"Exit Stage Right delivers a single-pitch trad climb that balances crack technique and face climbing on Sierra granite. Located just left of Davey Rock 2.0, this route presents a focused 5.8 challenge with solid protection and rewarding views in the Mammoth Lakes area."
Exit Stage Right offers a compelling introduction to trad climbing in the Mammoth Lakes region, perched on the left flank of Davey Rock’s main face. This single pitch route is a blend of straightforward crack work and exposed face climbing, with a sharp move rounding the blunt arete that demands your focus and commitment. The climb begins by threading fingers and hands through cracks that test your placement precision and fluid technique. Soon after, the route veers right, leading onto a blunt arete where two well-placed bolts provide confident protection amidst mostly gear-based security.
The rock here is clean and solid, characteristic of the Sierra Eastside granite, and the route’s 55-foot length feels just long enough to savor the movement while maintaining an up-close connection to the rock. Climbers will appreciate the thoughtful balance of natural protection opportunities, particularly with placements up to the size of a #1 Camalot fitting the widest cracks. Though the route leans towards the moderate side at 5.8, the combination of gear placements and the need to negotiate the arete invites climbers to stay sharp.
Set in the stark beauty of Rock Creek’s rugged walls, this climb rewards with sweeping views of the surrounding high desert and mountainous backdrop that change with the shifting light. The approach is short and straightforward, allowing more time on the rock and less on the trail. Anchors are shared with Davey Rock 2.0, making descent simple via a rappel or walk-off, ideal for those seeking a swift exit after enjoying their pitch.

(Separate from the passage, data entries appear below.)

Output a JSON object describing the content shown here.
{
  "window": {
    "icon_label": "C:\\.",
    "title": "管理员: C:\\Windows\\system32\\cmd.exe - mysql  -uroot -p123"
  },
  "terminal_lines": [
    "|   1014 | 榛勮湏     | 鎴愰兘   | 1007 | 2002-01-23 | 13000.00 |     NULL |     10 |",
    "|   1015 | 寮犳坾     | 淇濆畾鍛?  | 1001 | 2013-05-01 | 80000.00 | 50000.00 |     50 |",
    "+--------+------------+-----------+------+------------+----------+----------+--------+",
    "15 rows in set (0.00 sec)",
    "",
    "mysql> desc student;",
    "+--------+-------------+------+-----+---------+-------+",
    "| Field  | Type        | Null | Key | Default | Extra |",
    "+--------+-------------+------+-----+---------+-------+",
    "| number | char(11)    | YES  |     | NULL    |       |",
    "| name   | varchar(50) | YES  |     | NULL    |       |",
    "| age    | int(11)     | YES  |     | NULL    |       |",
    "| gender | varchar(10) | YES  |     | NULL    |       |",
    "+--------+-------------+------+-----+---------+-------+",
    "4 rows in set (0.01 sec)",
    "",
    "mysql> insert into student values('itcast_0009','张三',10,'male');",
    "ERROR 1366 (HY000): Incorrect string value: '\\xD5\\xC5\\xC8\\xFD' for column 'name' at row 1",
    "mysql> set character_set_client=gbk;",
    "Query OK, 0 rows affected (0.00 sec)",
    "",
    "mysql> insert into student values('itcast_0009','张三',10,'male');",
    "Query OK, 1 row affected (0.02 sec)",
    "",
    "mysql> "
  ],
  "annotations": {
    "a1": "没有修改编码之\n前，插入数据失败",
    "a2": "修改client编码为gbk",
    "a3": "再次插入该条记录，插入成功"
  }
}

Exit Stage Right is an excellent choice for climbers wanting to build proficiency on traditional gear in a controlled setting or for those looking to explore the approachable walls of the Mammoth Lakes area without the commitment of multiple pitches. Pack light rack essentials including cams up to #1 Camalot, slings, and quickdraws for bolt clips. Early morning or late afternoon climbs offer the best temperatures, as the wall faces west, catching sun in the warmer hours but shaded by evening.
While protection is generally good, the placement window on the crack varies, so be sure to assess each piece carefully. The two bolts on the arete add security, but fall potential on the blunt edge warrants cautious movement. The descent uses a shared anchor system—confirm anchors before lowering to avoid surprises.
Approach the route early in the morning to avoid afternoon heat on the west-facing wall.
Use gloves or tape up fingers for comfortable crack climbing on granite seams.
Double-check anchor gear shared with Davey Rock 2.0 before lowering off.
Pack plenty of water—Rock Creek’s elevation and sun exposure can dry you out quickly.
Bring a light trad rack with cams up to #1 Camalot, slings for gear placements and to extend runners, plus two quickdraws for clipping the bolts on the arete section.